Taltz met the primary and all key secondary endpoints in the late-stage trial, called COAST-X. The 52-week trial evaluated the safety and efficacy of the psoriatic arthritis drug in nr-axSpA patients, who are considered to be treatment naïve to biologic disease-modifying anti-rheumatic drug (bDMARD).
Taltz met the primary endpoint at week 16 and week 52, by achieving a statistically significant improvement in the signs and symptoms of nr-axSpA. This was determined by the number of patients who registered Assessment of Spondyloarthritis International Society 40 (ASAS40) response, in comparison to placebo.
The monoclonal antibody also met the key secondary endpoints of the COAST-X trial at week 16 and week 52, which includes significant improvements in Ankylosing Spondylitis Disease Activity Score (ASDAS) and Bath Ankylosing Spondylitis Disease Activity (BASDAI).
Also, other major secondary endpoints were met, including the proportion of patients, who showed low disease activity and significant improvement in sacroiliac joint inflammation (SIJ) as evaluated by MRI, at week 16, among others.
In the trial, the safety profile of the drug was on par with its previously reported phase 3 studies with no new safety signals observed.
Oregon Health & Science University medicine professor and COAST program clinical investigator Atul Deodhar said: “Non-radiographic axSpA is a challenging diagnosis that is not only missed in clinics, but also has limited treatment options for physicians to offer patients.
“The COAST-X results offer compelling evidence that Taltz could provide a much-needed new alternative if approved for this patient population.”
Lilly said that based on the data of the COAST-X trial, it will submit to regulatory authorities this year seeking the approval of its monoclonal antibody for the treatment of nr-axSpA.
Currently, the drug is being reviewed by the US Food and Drug Administration (FDA) for the treatment of radiographic axSpA with regulatory action expected to be taken later this year.

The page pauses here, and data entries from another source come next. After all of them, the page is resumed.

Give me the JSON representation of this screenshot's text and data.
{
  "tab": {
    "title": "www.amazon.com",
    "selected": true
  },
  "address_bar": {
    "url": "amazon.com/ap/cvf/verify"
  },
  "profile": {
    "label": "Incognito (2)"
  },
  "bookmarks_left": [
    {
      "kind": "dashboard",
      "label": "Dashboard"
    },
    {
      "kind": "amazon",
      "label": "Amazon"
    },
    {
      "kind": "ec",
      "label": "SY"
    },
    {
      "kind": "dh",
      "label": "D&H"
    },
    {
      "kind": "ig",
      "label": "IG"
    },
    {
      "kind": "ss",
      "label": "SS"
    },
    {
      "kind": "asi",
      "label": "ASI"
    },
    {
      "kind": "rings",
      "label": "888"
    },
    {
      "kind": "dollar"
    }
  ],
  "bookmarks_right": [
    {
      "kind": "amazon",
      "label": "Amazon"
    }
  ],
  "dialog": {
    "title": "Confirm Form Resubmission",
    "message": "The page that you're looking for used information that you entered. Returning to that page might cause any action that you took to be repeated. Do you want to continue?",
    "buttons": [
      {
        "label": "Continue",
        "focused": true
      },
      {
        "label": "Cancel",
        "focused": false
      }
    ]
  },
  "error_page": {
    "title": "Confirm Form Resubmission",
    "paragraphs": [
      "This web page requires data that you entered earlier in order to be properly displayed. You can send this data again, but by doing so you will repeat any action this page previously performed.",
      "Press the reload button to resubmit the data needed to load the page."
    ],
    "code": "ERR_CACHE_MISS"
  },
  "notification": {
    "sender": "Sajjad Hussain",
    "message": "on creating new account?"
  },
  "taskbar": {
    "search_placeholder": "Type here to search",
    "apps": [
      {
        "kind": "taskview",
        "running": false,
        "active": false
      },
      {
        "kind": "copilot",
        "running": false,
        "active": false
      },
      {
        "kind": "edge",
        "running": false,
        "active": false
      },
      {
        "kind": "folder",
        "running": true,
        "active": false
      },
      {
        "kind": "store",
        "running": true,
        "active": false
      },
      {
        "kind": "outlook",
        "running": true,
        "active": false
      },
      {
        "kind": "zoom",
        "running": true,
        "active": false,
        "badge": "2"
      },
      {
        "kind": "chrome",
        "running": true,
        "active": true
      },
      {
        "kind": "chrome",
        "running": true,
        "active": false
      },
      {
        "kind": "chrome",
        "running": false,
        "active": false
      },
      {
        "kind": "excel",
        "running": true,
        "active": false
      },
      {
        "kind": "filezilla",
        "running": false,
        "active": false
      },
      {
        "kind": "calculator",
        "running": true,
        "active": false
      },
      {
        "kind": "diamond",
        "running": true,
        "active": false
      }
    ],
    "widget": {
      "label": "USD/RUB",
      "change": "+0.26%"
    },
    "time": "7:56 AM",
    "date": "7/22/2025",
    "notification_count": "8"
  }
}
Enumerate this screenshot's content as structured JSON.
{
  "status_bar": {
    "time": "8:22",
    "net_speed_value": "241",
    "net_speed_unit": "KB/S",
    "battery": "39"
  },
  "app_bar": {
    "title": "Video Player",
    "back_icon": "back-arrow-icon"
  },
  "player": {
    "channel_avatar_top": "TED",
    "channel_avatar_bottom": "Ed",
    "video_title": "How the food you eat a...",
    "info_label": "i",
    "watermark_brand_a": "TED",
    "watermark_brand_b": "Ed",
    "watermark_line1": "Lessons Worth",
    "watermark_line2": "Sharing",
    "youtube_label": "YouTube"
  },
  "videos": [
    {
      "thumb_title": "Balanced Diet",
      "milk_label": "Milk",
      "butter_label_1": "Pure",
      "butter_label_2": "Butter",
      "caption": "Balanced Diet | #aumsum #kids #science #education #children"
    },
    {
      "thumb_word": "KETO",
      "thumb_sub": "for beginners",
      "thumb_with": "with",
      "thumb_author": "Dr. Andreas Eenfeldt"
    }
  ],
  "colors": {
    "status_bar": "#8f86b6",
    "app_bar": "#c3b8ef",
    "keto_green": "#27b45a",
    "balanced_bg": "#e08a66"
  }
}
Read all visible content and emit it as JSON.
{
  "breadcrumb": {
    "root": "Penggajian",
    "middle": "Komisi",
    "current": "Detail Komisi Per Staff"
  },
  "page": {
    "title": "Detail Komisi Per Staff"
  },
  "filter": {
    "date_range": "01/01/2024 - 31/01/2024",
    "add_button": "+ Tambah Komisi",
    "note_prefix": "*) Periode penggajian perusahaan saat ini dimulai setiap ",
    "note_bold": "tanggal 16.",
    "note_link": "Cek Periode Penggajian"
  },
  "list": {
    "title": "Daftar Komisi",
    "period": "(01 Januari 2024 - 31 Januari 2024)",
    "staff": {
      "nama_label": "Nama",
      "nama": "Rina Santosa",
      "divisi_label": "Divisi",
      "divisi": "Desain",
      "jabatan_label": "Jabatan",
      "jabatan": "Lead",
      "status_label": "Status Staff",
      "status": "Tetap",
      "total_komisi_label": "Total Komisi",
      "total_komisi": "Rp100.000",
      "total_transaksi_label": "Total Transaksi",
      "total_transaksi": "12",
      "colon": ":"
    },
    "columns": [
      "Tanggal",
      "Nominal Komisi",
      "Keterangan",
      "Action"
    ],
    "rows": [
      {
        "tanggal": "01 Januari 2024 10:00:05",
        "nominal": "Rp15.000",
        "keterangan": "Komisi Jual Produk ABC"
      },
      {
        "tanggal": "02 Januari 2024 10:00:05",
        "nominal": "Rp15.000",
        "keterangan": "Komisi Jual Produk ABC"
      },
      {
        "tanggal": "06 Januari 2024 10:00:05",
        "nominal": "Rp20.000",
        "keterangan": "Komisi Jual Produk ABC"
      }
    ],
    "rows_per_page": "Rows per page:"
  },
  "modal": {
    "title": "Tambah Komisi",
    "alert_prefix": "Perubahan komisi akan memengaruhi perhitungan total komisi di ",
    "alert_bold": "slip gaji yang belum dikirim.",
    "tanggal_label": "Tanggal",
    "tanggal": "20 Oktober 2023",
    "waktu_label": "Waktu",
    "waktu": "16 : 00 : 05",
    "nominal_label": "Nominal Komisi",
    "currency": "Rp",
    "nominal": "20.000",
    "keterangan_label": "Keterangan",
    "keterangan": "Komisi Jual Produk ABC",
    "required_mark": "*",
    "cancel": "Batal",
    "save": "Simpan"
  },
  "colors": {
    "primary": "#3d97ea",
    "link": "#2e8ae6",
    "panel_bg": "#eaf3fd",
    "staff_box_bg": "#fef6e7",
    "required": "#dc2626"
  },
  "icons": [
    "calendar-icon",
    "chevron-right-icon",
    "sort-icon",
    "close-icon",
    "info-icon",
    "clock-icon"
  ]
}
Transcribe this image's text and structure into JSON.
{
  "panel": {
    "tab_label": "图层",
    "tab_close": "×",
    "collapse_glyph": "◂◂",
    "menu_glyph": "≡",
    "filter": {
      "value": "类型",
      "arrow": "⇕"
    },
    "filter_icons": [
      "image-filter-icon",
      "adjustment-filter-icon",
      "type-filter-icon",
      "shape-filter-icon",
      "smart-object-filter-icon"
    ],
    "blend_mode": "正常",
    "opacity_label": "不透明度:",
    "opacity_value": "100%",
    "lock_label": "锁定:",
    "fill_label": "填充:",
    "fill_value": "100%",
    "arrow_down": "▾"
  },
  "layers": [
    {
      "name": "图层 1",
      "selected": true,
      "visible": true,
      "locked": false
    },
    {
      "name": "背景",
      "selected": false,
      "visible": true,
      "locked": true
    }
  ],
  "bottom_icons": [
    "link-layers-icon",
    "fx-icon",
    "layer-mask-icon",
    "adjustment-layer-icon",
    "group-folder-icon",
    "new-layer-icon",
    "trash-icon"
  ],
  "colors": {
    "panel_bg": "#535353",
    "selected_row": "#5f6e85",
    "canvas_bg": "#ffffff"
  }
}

Lilly Bio-Medicines president Christi Shaw said: “We’re encouraged by the results of the COAST-X trial, which support our belief that Taltz could become the first IL-17A antagonist to be approved in the U.S. for people with non-radiographic axSpA.
“The COAST-X data add to the growing body of evidence from our COAST program, which demonstrates that Taltz may work across the axSpA disease spectrum.”
In March 2016, the monoclonal antibody was approved by the FDA for the treatment of moderate-to-severe plaque psoriasis in adults.